But will your students be?
Teachers go to demos, and teachers loooooove to learn new languages. That’s why we’re language teachers. We get excited by the grammar patterns, the new sounds, even (let’s face it!) the geekery — everything. And presenters love to do demos because (frankly, speaking as a presenter) they’re a lot easier than actually teaching students. No management problems. No missing students. Short and sweet and no accountability or testing.
So let’s say you went to a demo, and someone used Comprehensible Input to teach people with no previous experience in a language about some factual topic. Car repair, or the importance of changing batteries in smoke detectors every six months, or whatever. Something non-fictional and unrelated to the details of the actual people sitting in the room.
The teachers typically come out of that demo saying “Wow! I was amazed at how much language I got! I could read the whole paragraph about canal engineering after we talked about the dredging tools in Whoziwhatzian!” They don’t go into the lunch break speaking the language, because people don’t typically talk about canals during their leisure time. But they chalk it up as an exciting experience that they definitely want to bring back to their classrooms.
But let’s back up a second. How will beginning students react to the same experience? They have no language, and many of them aren’t specifically excited about having language. Some are there because it’s a required course. Some are there because the Other Language They Wanted was full, or they didn’t get selected, or whatever. Others are just having such a hard time with life in general that they’re distracted. No breakfast, or not sure where they’re going to sleep tonight, or dysfunctional family dynamics, or no family at all.
How excited are those students going to be about being able to read a paragraph? Not about what’s in that paragraph, just about being Able To Read It?
In Chinese (since characters are seen as “cool”) — maybe. There’s some wow-factor going no matter what people read. But in an alphabetic language — not so much.
TPRS (the first really practical pre-college level widely-used form of CI language teaching) specifically focuses on the students for a good reason. That is a topic that never fails. It’s very unusual to find a person who’s not interested in themselves. It is, however, not very hard to find a person — especially one who’s between the ages of, say, 5 and 18 — who’s not especially interested in the capitals of Spanish-speaking countries, or the nutritional pyramid, or whatever.
So there are two questions operating here. Is it possible to teach “content” using CI with beginners? Yeah, you can do it. You can make any language comprehensible if you know how to do it, and it’s not rocket science.

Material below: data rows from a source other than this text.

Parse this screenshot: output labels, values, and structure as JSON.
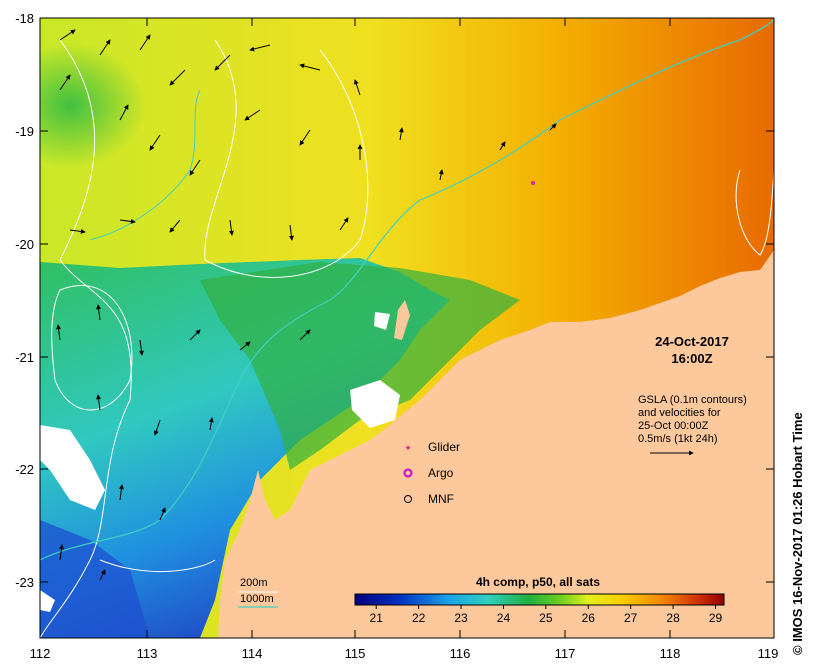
{
  "map": {
    "date": "24-Oct-2017",
    "time": "16:00Z",
    "gsla_lines": [
      "GSLA (0.1m contours)",
      "and velocities for",
      "25-Oct 00:00Z",
      "0.5m/s (1kt 24h)"
    ],
    "legend": {
      "glider": "Glider",
      "argo": "Argo",
      "mnf": "MNF"
    },
    "depth_legend": {
      "shallow": "200m",
      "deep": "1000m"
    },
    "colorbar": {
      "title": "4h comp, p50, all sats",
      "ticks": [
        "21",
        "22",
        "23",
        "24",
        "25",
        "26",
        "27",
        "28",
        "29"
      ],
      "range": [
        20.5,
        29.2
      ]
    },
    "x_ticks": [
      "112",
      "113",
      "114",
      "115",
      "116",
      "117",
      "118",
      "119"
    ],
    "y_ticks": [
      "-18",
      "-19",
      "-20",
      "-21",
      "-22",
      "-23"
    ],
    "credit": "© IMOS 16-Nov-2017 01:26 Hobart Time"
  },
  "colors": {
    "land": "#fcc89c",
    "contour_200m": "#ffffff",
    "contour_1000m": "#40d0c0",
    "glider": "#d0308a",
    "argo": "#d000d0"
  }
}
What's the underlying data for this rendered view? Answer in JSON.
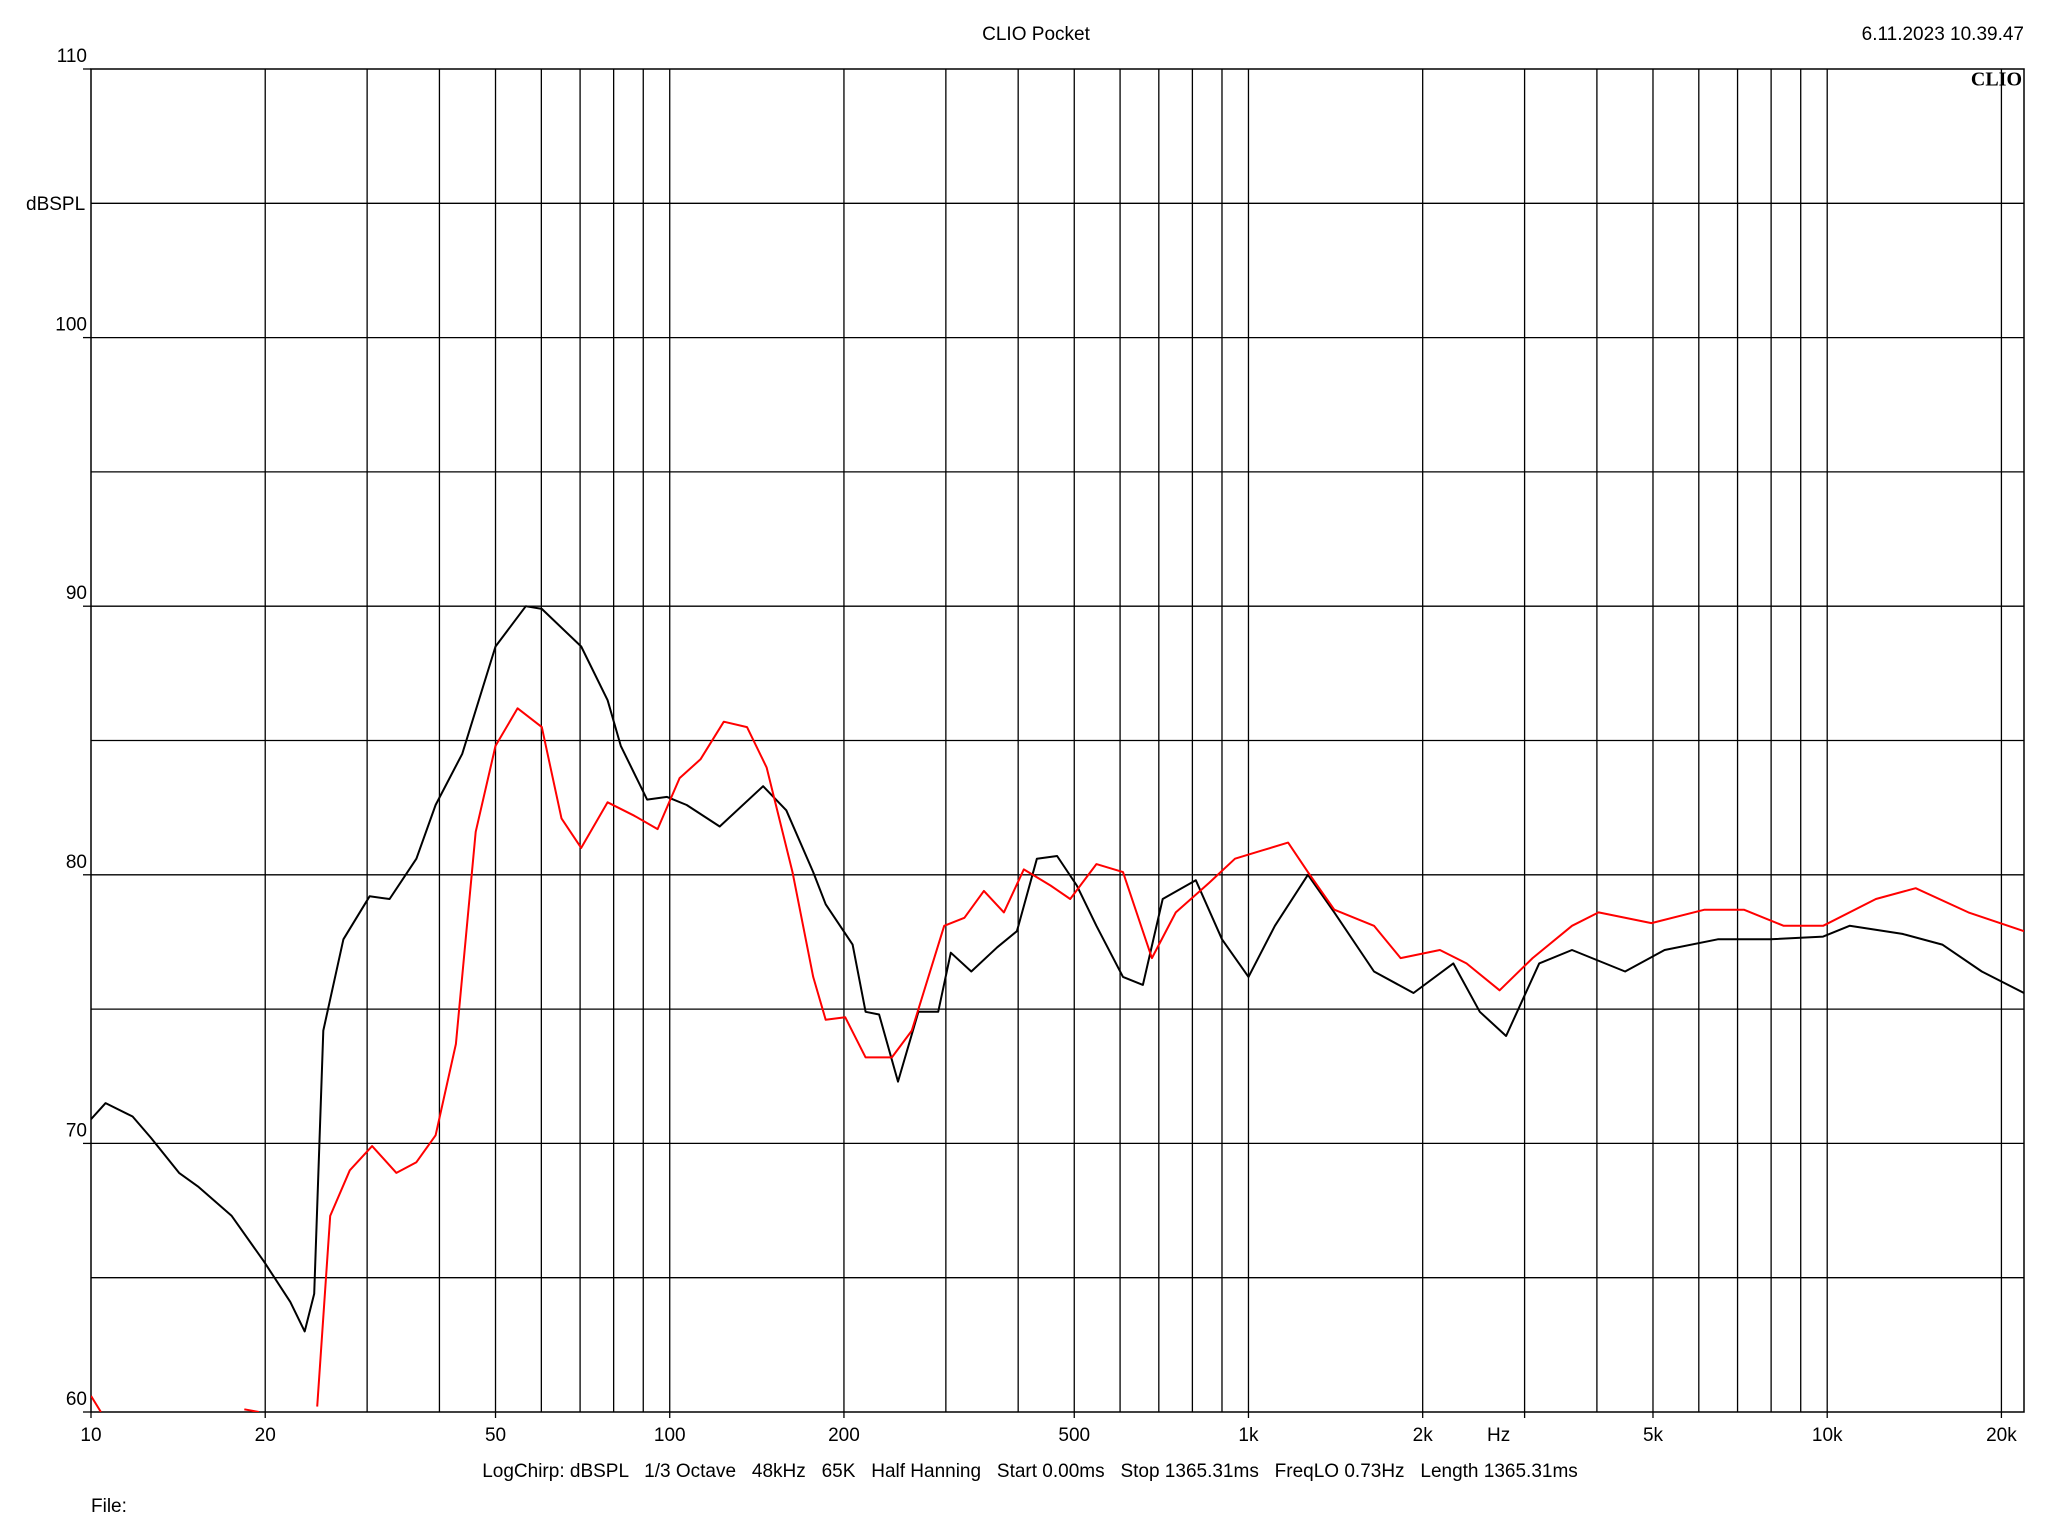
{
  "chart_data": {
    "type": "line",
    "title": "CLIO Pocket",
    "timestamp": "6.11.2023 10.39.47",
    "logo": "CLIO",
    "y_label": "dBSPL",
    "footer": "LogChirp: dBSPL   1/3 Octave   48kHz   65K   Half Hanning   Start 0.00ms   Stop 1365.31ms   FreqLO 0.73Hz   Length 1365.31ms",
    "file_label": "File:",
    "xscale": "log",
    "grid": true,
    "xlim": [
      10,
      21880
    ],
    "ylim": [
      60,
      110
    ],
    "xticks": [
      10,
      20,
      50,
      100,
      200,
      500,
      {
        "value": 1000,
        "label": "1k"
      },
      {
        "value": 2000,
        "label": "2k"
      },
      {
        "value": 3000,
        "label": "Hz"
      },
      {
        "value": 5000,
        "label": "5k"
      },
      {
        "value": 10000,
        "label": "10k"
      },
      {
        "value": 20000,
        "label": "20k"
      }
    ],
    "yticks": [
      60,
      70,
      80,
      90,
      100,
      110
    ],
    "xgrid": [
      20,
      30,
      40,
      50,
      60,
      70,
      80,
      90,
      100,
      200,
      300,
      400,
      500,
      600,
      700,
      800,
      900,
      1000,
      2000,
      3000,
      4000,
      5000,
      6000,
      7000,
      8000,
      9000,
      10000,
      20000
    ],
    "ygrid": [
      65,
      70,
      75,
      80,
      85,
      90,
      95,
      100,
      105
    ],
    "series": [
      {
        "color": "#000000",
        "x": [
          10,
          10.6,
          11.8,
          12.7,
          14.2,
          15.3,
          17.5,
          19.9,
          22.1,
          23.4,
          24.3,
          25.2,
          27.3,
          30.3,
          32.8,
          36.5,
          39.4,
          43.8,
          50,
          56.4,
          60.1,
          70.3,
          78.1,
          82.3,
          91.4,
          98.9,
          107,
          122,
          145,
          159,
          177,
          186,
          207,
          218,
          230,
          248,
          269,
          291,
          306,
          332,
          368,
          398,
          431,
          467,
          505,
          546,
          607,
          657,
          711,
          811,
          900,
          1000,
          1111,
          1267,
          1407,
          1648,
          1928,
          2259,
          2510,
          2787,
          3179,
          3623,
          4475,
          5237,
          6471,
          7980,
          9840,
          10930,
          13490,
          15810,
          18500,
          21880
        ],
        "values": [
          70.9,
          71.5,
          71,
          70.2,
          68.9,
          68.4,
          67.3,
          65.6,
          64.1,
          63.0,
          64.4,
          74.2,
          77.6,
          79.2,
          79.1,
          80.6,
          82.6,
          84.5,
          88.5,
          90.0,
          89.9,
          88.5,
          86.5,
          84.8,
          82.8,
          82.9,
          82.6,
          81.8,
          83.3,
          82.4,
          80.1,
          78.9,
          77.4,
          74.9,
          74.8,
          72.3,
          74.9,
          74.9,
          77.1,
          76.4,
          77.3,
          77.9,
          80.6,
          80.7,
          79.6,
          78.1,
          76.2,
          75.9,
          79.1,
          79.8,
          77.6,
          76.2,
          78.1,
          80.0,
          78.6,
          76.4,
          75.6,
          76.7,
          74.9,
          74.0,
          76.7,
          77.2,
          76.4,
          77.2,
          77.6,
          77.6,
          77.7,
          78.1,
          77.8,
          77.4,
          76.4,
          75.6
        ]
      },
      {
        "color": "#ff0000",
        "x": [
          10,
          10.4,
          14,
          18.4,
          19.5,
          22,
          24.6,
          25.9,
          28.0,
          30.6,
          33.7,
          36.5,
          39.4,
          42.7,
          46.2,
          50,
          54.6,
          60.1,
          65,
          70.3,
          78.1,
          86.8,
          95.3,
          104,
          113,
          124,
          136,
          147,
          163,
          177,
          186,
          201,
          218,
          242,
          262,
          298,
          323,
          349,
          378,
          409,
          455,
          492,
          546,
          607,
          681,
          749,
          855,
          948,
          1054,
          1171,
          1267,
          1407,
          1648,
          1832,
          2142,
          2381,
          2716,
          3097,
          3623,
          4027,
          4969,
          6138,
          7178,
          8410,
          9840,
          12140,
          14220,
          17540,
          21880
        ],
        "values": [
          60.6,
          60.0,
          null,
          60.1,
          60.0,
          null,
          60.2,
          67.3,
          69.0,
          69.9,
          68.9,
          69.3,
          70.3,
          73.7,
          81.6,
          84.8,
          86.2,
          85.5,
          82.1,
          81.0,
          82.7,
          82.2,
          81.7,
          83.6,
          84.3,
          85.7,
          85.5,
          84.0,
          80.1,
          76.2,
          74.6,
          74.7,
          73.2,
          73.2,
          74.2,
          78.1,
          78.4,
          79.4,
          78.6,
          80.2,
          79.6,
          79.1,
          80.4,
          80.1,
          76.9,
          78.6,
          79.7,
          80.6,
          80.9,
          81.2,
          80.1,
          78.7,
          78.1,
          76.9,
          77.2,
          76.7,
          75.7,
          76.9,
          78.1,
          78.6,
          78.2,
          78.7,
          78.7,
          78.1,
          78.1,
          79.1,
          79.5,
          78.6,
          77.9
        ]
      }
    ]
  }
}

The second question goes to why many teachers “try and fail” with CI, or decide they must “mix” with traditional methods. And that question is this: is it desirable to teach “content” using CI with beginners?
I don’t think it is.
Maybe occasionally. Maybe just a bit later in the course of things, when they already have some language and are able to use what they have talking about topics near and dear to them (each other, things they’re interested in, and so on). Even the ACTFL standards repeatedly mention “familiar topics” as the scope of language for various levels of proficiency below the very top of the pyramid. But not from zero, and not exclusively for beginners, as some people are promoting. There’s no shame in using topics that “hook” students to get them to acquire language.
Rigor is great in the classroom. But not for acquisition. And rigor certainly shouldn’t be followed by “mortis” when we’re talking about student engagement and interest. Not just the “good” students, but ALL the students.